Really all this comes down to a matter of skilful means. Subhuti puts it very well when he says (on p. 6): Every metaphor has a front and a back: it suggests a meaning we want to indicate and yet it connotes, to the unwary or unwilling, significance we do not intend. In being wary of language and images that might suggest some kind of inherently-existent Buddha Nature we need to be careful that we don’t become overly reliant on the discourse of ‘path’ and particularly of ‘ascent’ which, like all metaphors, have their own drawbacks.
One way to address this problem is to employ a variety of different metaphors and images. Bhante has in the past suggested that we use imagery of the path counterbalanced by that of the mandala, in which qualities unfold. Perhaps we could keep this language of ascent balanced by talking in terms of rearranging our personal mandala around the image of the Buddha, or dwelling on the Buddha and letting those qualities unfold in our lives. Alternatively, we could resort to an occasional good dose of the perfection of wisdom, to remind ourselves that, as Ayya Khema put it, the ‘spiritual path’ consists of ‘being nobody, going nowhere’.
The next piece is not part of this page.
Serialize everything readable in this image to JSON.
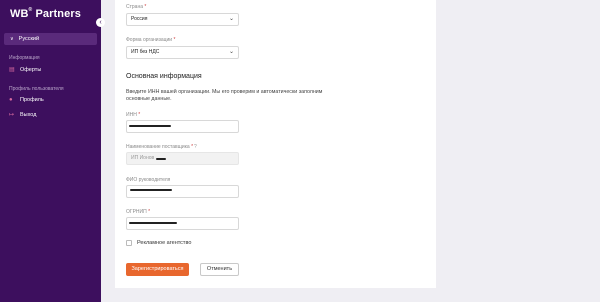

Having raised so many questions and issues, some people might jump to the conclusion that I am opposed to the main thrust of the paper. That isn’t the case at all. It’s great to have my imagination stretched by Bhante’s vision of imagination! I am very happy for us to put renewed emphasis on the imagination’s centrality for Dharma practice; making connections with the natural world; the ‘greater mandala’; focusing more on the historical Buddha; exploring and discovering new expressions of Awakening; and much else in the paper. But if I’m left with these thoughts and questions, it’s likely that other Order members are as well. So I’m raising these points in the hope that we can clarify these topics still more.